One of the best starters we both love. In hyderabad I use to prepare this with Everest Chicken Tandoori Masala but this time I made it with my mix of masalas. It tasted awesome.
6 Chicken Leg Pieces
3/4 Cup Curd
2 Spoon Red Chilli Powder
1 Spoon Garam Masala
2 Spoon Ginger Paste
2 Spoon Garlic Paste
4 Spoon Lemon Juice
1/2 Spoon Chaat Masala
2 Spoon Oil
1/2 Cup Butter
Salt to taste
- Make horizontal cuts on the chicken pieces
- Apply 2 spoon lemon juice and 1 spoon red chilli powder to it and keep aside for 30 minutes
- In a bowl mix curd, garlic paste, ginger paste, 1 spoon red chilli powder, 2 spoon lemon juice, garam masala, oil and salt
- Apply the above marination to chicken and store in fridge for 4-5 hours
- Preheat oven to 395F(200C)
- Melt the butter and sprinkle some on the chicken and bake it for 15 minutes
- Turn the chicken to face other side and sprinkle more butter on both sides.
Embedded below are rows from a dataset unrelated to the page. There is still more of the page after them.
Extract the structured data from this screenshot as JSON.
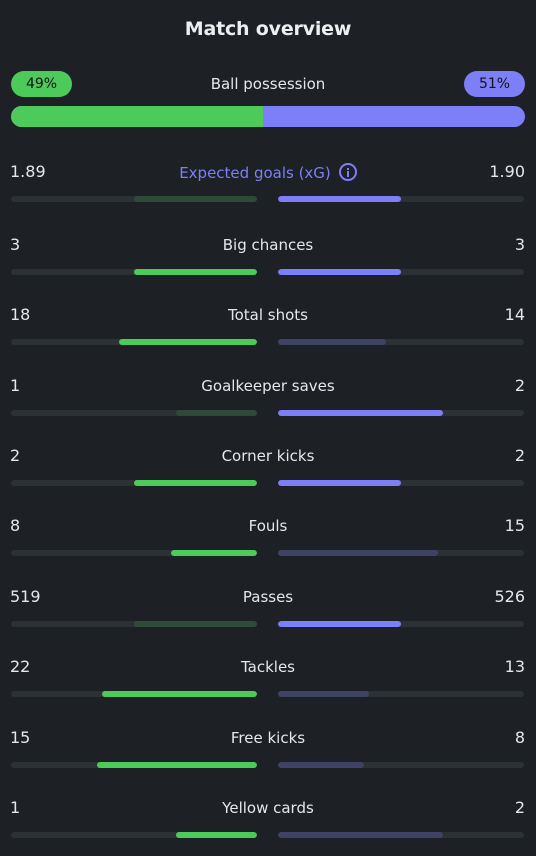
{
  "title": "Match overview",
  "possession": {
    "label": "Ball possession",
    "home_text": "49%",
    "away_text": "51%",
    "home_pct": 49,
    "away_pct": 51
  },
  "colors": {
    "home_strong": "#4ccb5a",
    "home_weak": "#2f4a37",
    "away_strong": "#7c7ff7",
    "away_weak": "#3e4366",
    "track": "#2c3135",
    "background": "#1d2024"
  },
  "stats": [
    {
      "name": "Expected goals (xG)",
      "home": "1.89",
      "away": "1.90",
      "home_fill": 0.5,
      "away_fill": 0.5,
      "home_lead": false,
      "away_lead": true,
      "info_icon": "info-icon"
    },
    {
      "name": "Big chances",
      "home": "3",
      "away": "3",
      "home_fill": 0.5,
      "away_fill": 0.5,
      "home_lead": true,
      "away_lead": true
    },
    {
      "name": "Total shots",
      "home": "18",
      "away": "14",
      "home_fill": 0.56,
      "away_fill": 0.44,
      "home_lead": true,
      "away_lead": false
    },
    {
      "name": "Goalkeeper saves",
      "home": "1",
      "away": "2",
      "home_fill": 0.33,
      "away_fill": 0.67,
      "home_lead": false,
      "away_lead": true
    },
    {
      "name": "Corner kicks",
      "home": "2",
      "away": "2",
      "home_fill": 0.5,
      "away_fill": 0.5,
      "home_lead": true,
      "away_lead": true
    },
    {
      "name": "Fouls",
      "home": "8",
      "away": "15",
      "home_fill": 0.35,
      "away_fill": 0.65,
      "home_lead": true,
      "away_lead": false
    },
    {
      "name": "Passes",
      "home": "519",
      "away": "526",
      "home_fill": 0.5,
      "away_fill": 0.5,
      "home_lead": false,
      "away_lead": true
    },
    {
      "name": "Tackles",
      "home": "22",
      "away": "13",
      "home_fill": 0.63,
      "away_fill": 0.37,
      "home_lead": true,
      "away_lead": false
    },
    {
      "name": "Free kicks",
      "home": "15",
      "away": "8",
      "home_fill": 0.65,
      "away_fill": 0.35,
      "home_lead": true,
      "away_lead": false
    },
    {
      "name": "Yellow cards",
      "home": "1",
      "away": "2",
      "home_fill": 0.33,
      "away_fill": 0.67,
      "home_lead": true,
      "away_lead": false
    }
  ]
}
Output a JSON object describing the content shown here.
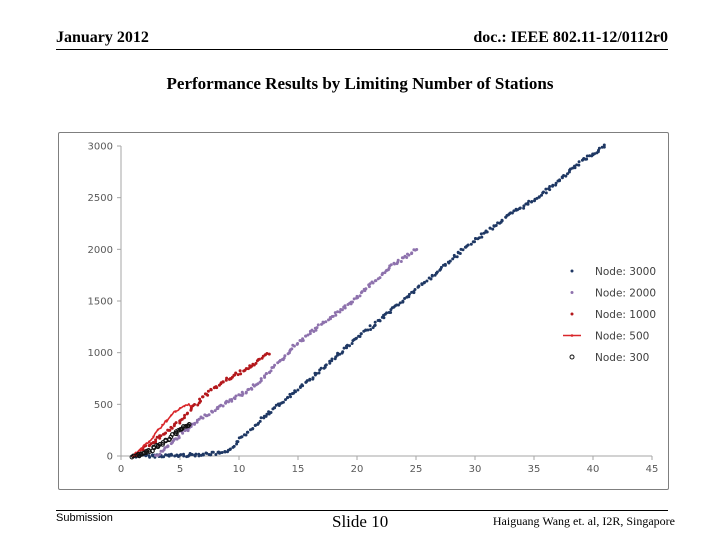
{
  "header": {
    "date": "January 2012",
    "doc": "doc.: IEEE 802.11-12/0112r0"
  },
  "slide_title": "Performance Results by Limiting Number of Stations",
  "footer": {
    "left": "Submission",
    "center": "Slide 10",
    "right": "Haiguang Wang et. al, I2R, Singapore"
  },
  "colors": {
    "node3000": "#1f3864",
    "node2000": "#8e72ad",
    "node1000": "#b4181c",
    "node500": "#d9262a",
    "node300": "#111111",
    "axis": "#a6a6a6"
  },
  "chart_data": {
    "type": "scatter",
    "title": "",
    "xlabel": "",
    "ylabel": "",
    "xlim": [
      0,
      45
    ],
    "ylim": [
      0,
      3000
    ],
    "xticks": [
      "0",
      "5",
      "10",
      "15",
      "20",
      "25",
      "30",
      "35",
      "40",
      "45"
    ],
    "yticks": [
      "0",
      "500",
      "1000",
      "1500",
      "2000",
      "2500",
      "3000"
    ],
    "legend_position": "right",
    "series": [
      {
        "name": "Node: 3000",
        "marker": "dot",
        "color": "#1f3864",
        "x": [
          1,
          5,
          9,
          10,
          12,
          15,
          17,
          20,
          22,
          25,
          27,
          30,
          32.5,
          35,
          37,
          39,
          41
        ],
        "y": [
          0,
          5,
          30,
          150,
          370,
          640,
          840,
          1140,
          1320,
          1610,
          1800,
          2090,
          2300,
          2480,
          2650,
          2850,
          3000
        ]
      },
      {
        "name": "Node: 2000",
        "marker": "dot",
        "color": "#8e72ad",
        "x": [
          3,
          5,
          7,
          9,
          11,
          13,
          15,
          18,
          20,
          22.5,
          25
        ],
        "y": [
          0,
          200,
          380,
          520,
          650,
          860,
          1100,
          1360,
          1530,
          1800,
          2000
        ]
      },
      {
        "name": "Node: 1000",
        "marker": "dot",
        "color": "#b4181c",
        "x": [
          1,
          3,
          5,
          7,
          9,
          11,
          12.5
        ],
        "y": [
          0,
          160,
          330,
          580,
          740,
          860,
          1000
        ]
      },
      {
        "name": "Node: 500",
        "marker": "line",
        "color": "#d9262a",
        "x": [
          1,
          2.5,
          3.5,
          4.5,
          5.5,
          6
        ],
        "y": [
          0,
          150,
          300,
          420,
          490,
          500
        ]
      },
      {
        "name": "Node: 300",
        "marker": "circle",
        "color": "#111111",
        "x": [
          1,
          2,
          3,
          4,
          5,
          5.8
        ],
        "y": [
          0,
          20,
          90,
          160,
          250,
          300
        ]
      }
    ]
  }
}
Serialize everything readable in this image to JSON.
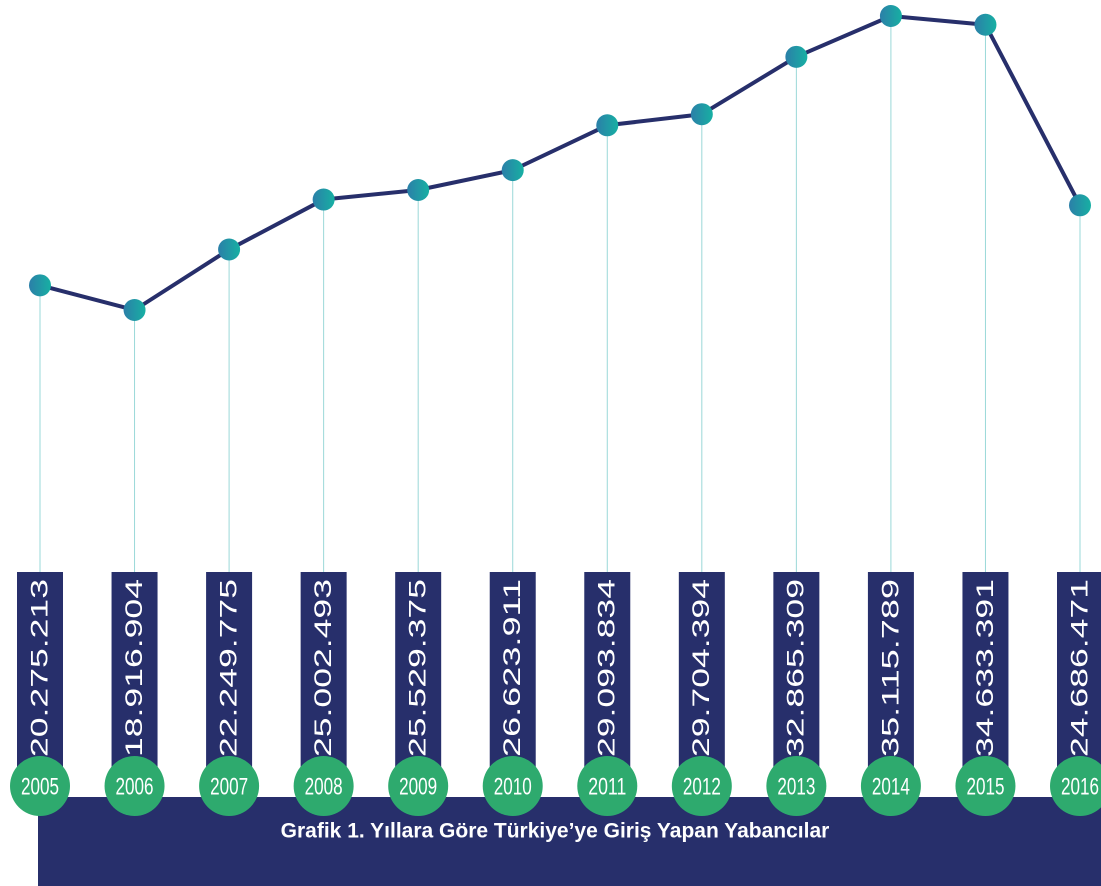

Bake for another 15 minutes
- Again turn the chicken and sprinkle remaining butter and bake for another 10 minutes
- Sprinkle chaat masala and serve with onions rings and lemon wedges
Instead of leg pieces you can use 700g mixed pieces as well.
In restaurants, they use color to make it look reddish but I didnt have it neither did I intended to use it.
I baked it over this bakeware set. It helps in dropping off extra marination, butter in the tray.